Belki kısa olduğu için, belki güzel olduğu için çok çabuk geçti şu tatil. Yoo, yo öyle Roma'ya, Paris'e falan gitmedim: tamamen evimdeydim, çocuklarımla birlikte. Uzun zamandır böyle bir tatil hayal ediyordum; bana çok iyi geldi. Bissürü şey yaptım. Örgü ördüm, goblen işledim, kitap okudum, çay içtim, müzik dinledim, köpeğimi sevdim (o da bu tatilden çok memnun kaldı tabi). Sevdiğim blogları takip ettim tabi birde. Ohhh be ev gibisi var mı? Bissürü paralar verip alıyor ve döşüyoruz ama bitürlü o evin keyfini çıkaramıyoruz. İlk defa uzuuun uzun camın önündeki koltuklarımda oturabildim perdeyi açıp. Öyle öğlenlere kadar falan da uyumadım en geç 8.30 da kalktım, gün çabuk tükensin istemedim. Gerçi zaten geç kalkabilenlerden ve gündüz uyuyabilenlerden değilim. Erken yatıp, erken kalkmayı severim. Sanki güneşle kalkıp, güneşle yatmak gibi. Çiftçi olurmuş aslında benden, doğayı ve bitkileri de çok severim.

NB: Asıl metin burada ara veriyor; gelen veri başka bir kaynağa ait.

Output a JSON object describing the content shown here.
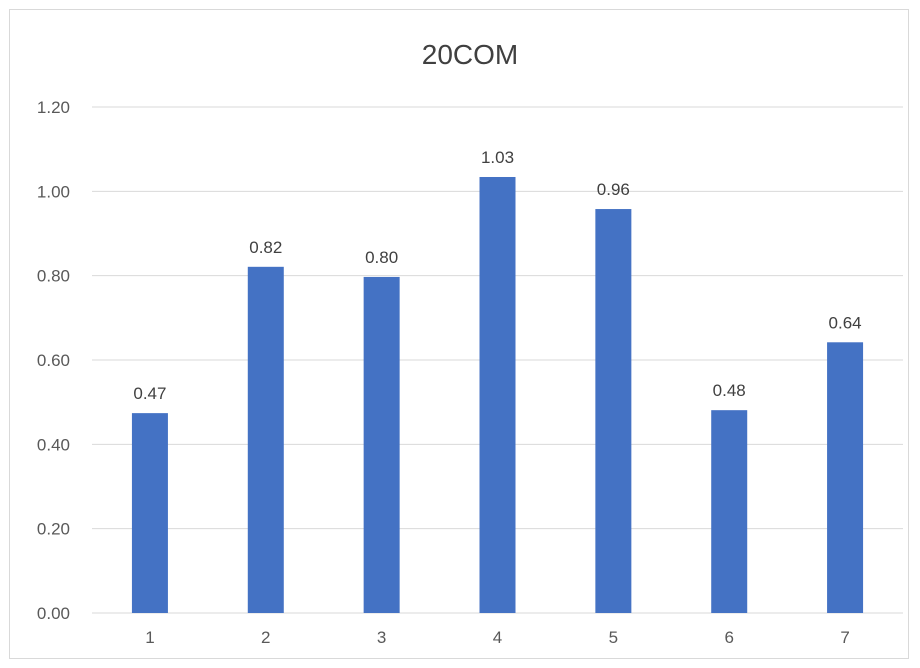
{
  "chart_data": {
    "type": "bar",
    "title": "20COM",
    "xlabel": "",
    "ylabel": "",
    "categories": [
      "1",
      "2",
      "3",
      "4",
      "5",
      "6",
      "7"
    ],
    "values": [
      0.474,
      0.821,
      0.797,
      1.034,
      0.958,
      0.481,
      0.642
    ],
    "data_labels": [
      "0.47",
      "0.82",
      "0.80",
      "1.03",
      "0.96",
      "0.48",
      "0.64"
    ],
    "y_ticks": [
      "0.00",
      "0.20",
      "0.40",
      "0.60",
      "0.80",
      "1.00",
      "1.20"
    ],
    "ylim": [
      0,
      1.2
    ],
    "grid": true,
    "legend": "none",
    "bar_color": "#4472c4",
    "grid_color": "#d9d9d9"
  }
}
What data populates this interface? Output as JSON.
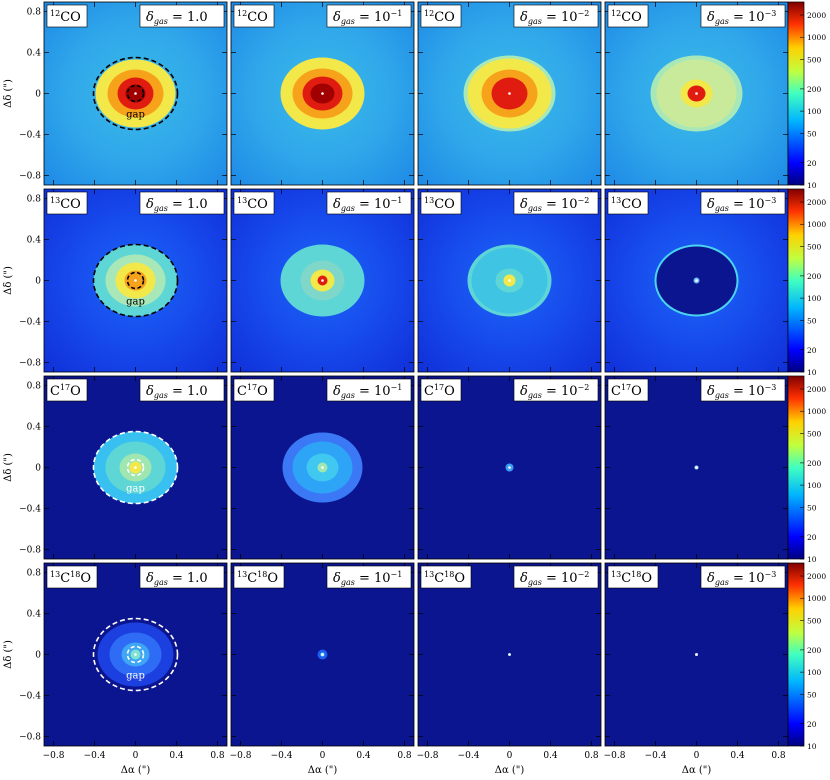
{
  "figure": {
    "rows": [
      {
        "species": "12CO",
        "iso_sup": "12",
        "iso_base": "CO",
        "colorbar_ticks": [
          "10",
          "20",
          "50",
          "100",
          "200",
          "500",
          "1000",
          "2000"
        ]
      },
      {
        "species": "13CO",
        "iso_sup": "13",
        "iso_base": "CO",
        "colorbar_ticks": [
          "10",
          "20",
          "50",
          "100",
          "200",
          "500",
          "1000",
          "2000"
        ]
      },
      {
        "species": "C17O",
        "iso_pre": "C",
        "iso_sup": "17",
        "iso_base": "O",
        "colorbar_ticks": [
          "10",
          "20",
          "50",
          "100",
          "200",
          "500",
          "1000",
          "2000"
        ]
      },
      {
        "species": "13C18O",
        "iso_sup": "13",
        "iso_mid": "C",
        "iso_sup2": "18",
        "iso_base": "O",
        "colorbar_ticks": [
          "10",
          "20",
          "50",
          "100",
          "200",
          "500",
          "1000",
          "2000"
        ]
      }
    ],
    "columns": [
      {
        "delta_label": "δ",
        "delta_sub": "gas",
        "delta_value": "= 1.0"
      },
      {
        "delta_label": "δ",
        "delta_sub": "gas",
        "delta_value": "= 10",
        "delta_exp": "−1"
      },
      {
        "delta_label": "δ",
        "delta_sub": "gas",
        "delta_value": "= 10",
        "delta_exp": "−2"
      },
      {
        "delta_label": "δ",
        "delta_sub": "gas",
        "delta_value": "= 10",
        "delta_exp": "−3"
      }
    ],
    "gap_label": "gap",
    "x_axis": {
      "label": "Δα (\")",
      "ticks": [
        "−0.8",
        "−0.4",
        "0",
        "0.4",
        "0.8"
      ]
    },
    "y_axis": {
      "label": "Δδ (\")",
      "ticks": [
        "0.8",
        "0.4",
        "0",
        "−0.4",
        "−0.8"
      ]
    },
    "colormap": "jet",
    "colorbar_scale": "log"
  }
}
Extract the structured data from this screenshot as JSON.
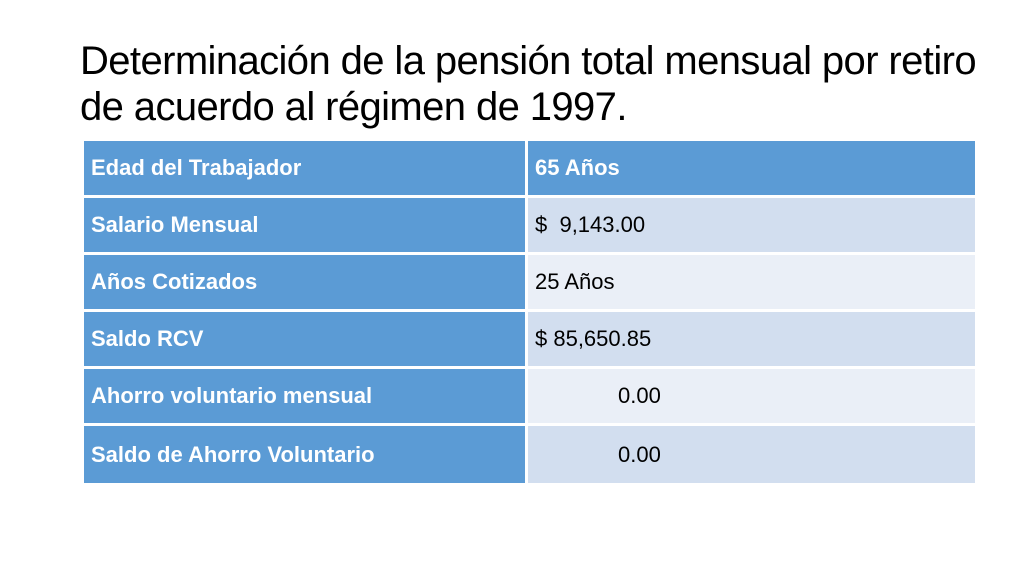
{
  "title": "Determinación de la pensión total mensual por retiro de acuerdo al régimen de 1997.",
  "table": {
    "header": {
      "label": "Edad del Trabajador",
      "value": "65 Años"
    },
    "rows": [
      {
        "label": "Salario Mensual",
        "value": "$  9,143.00"
      },
      {
        "label": "Años Cotizados",
        "value": "25 Años"
      },
      {
        "label": "Saldo RCV",
        "value": "$ 85,650.85"
      },
      {
        "label": "Ahorro voluntario mensual",
        "value": "0.00"
      },
      {
        "label": "Saldo de Ahorro Voluntario",
        "value": "0.00"
      }
    ]
  },
  "colors": {
    "header_fill": "#5b9bd5",
    "band_dark": "#d2deef",
    "band_light": "#eaeff7"
  }
}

En güzeli de ne biliyor musunuz? Çocuklarımla doya doya beraber olabildim. Sohbet ettik, yemek yaptık, oyun oynadık ve gezdik (tabii buarada bazen didişdik de). Ne kadar büyüdüklerini bir türlü algılayamıyor yüreğim. Gözlerim görüyor, aklım biliyor ama yüreğim laf anlamıyor. Sanki bir temassızlık var yürekle aklımın arasında. Bi zamanlar minicik elleri ve ayakları olan bu bebeklerimin bu kadar büyüdüğüne inanamıyorum, kendimin 2 çocuk annesi olduğuma da... Prenseslerimin olgunluklarına şaşıp kalıyorum...Aslında anlıyorum ki; ben onları değil, onlar beni büyütüyor. Mor menekşem bana "küçücük annem" diyor. Sarı papatyam benden daha mantıklı ve tutumlu davranıyor. Onlarda kendimi ve eşimi görüyorum, hatalarımızı, güzel özelliklerimizi. Bu genler ne garip şeyler. Çocuklarımız bize ayna tutuyorlar sanki. Kendi babamı düşünüyorum. Beni, tek çocuğunu ne kadar çok sevdiğini, babaannemi düşünüyorum...kızamık olduğumda sabaha kadar sırtımı kaşımasını...Onlara sevgimi, şükranlarımı yolluyorum. Biliyorum ki duyacaklar. Onları daha çok anlıyorum, anne oldukça hayatı daha çok anlıyorum.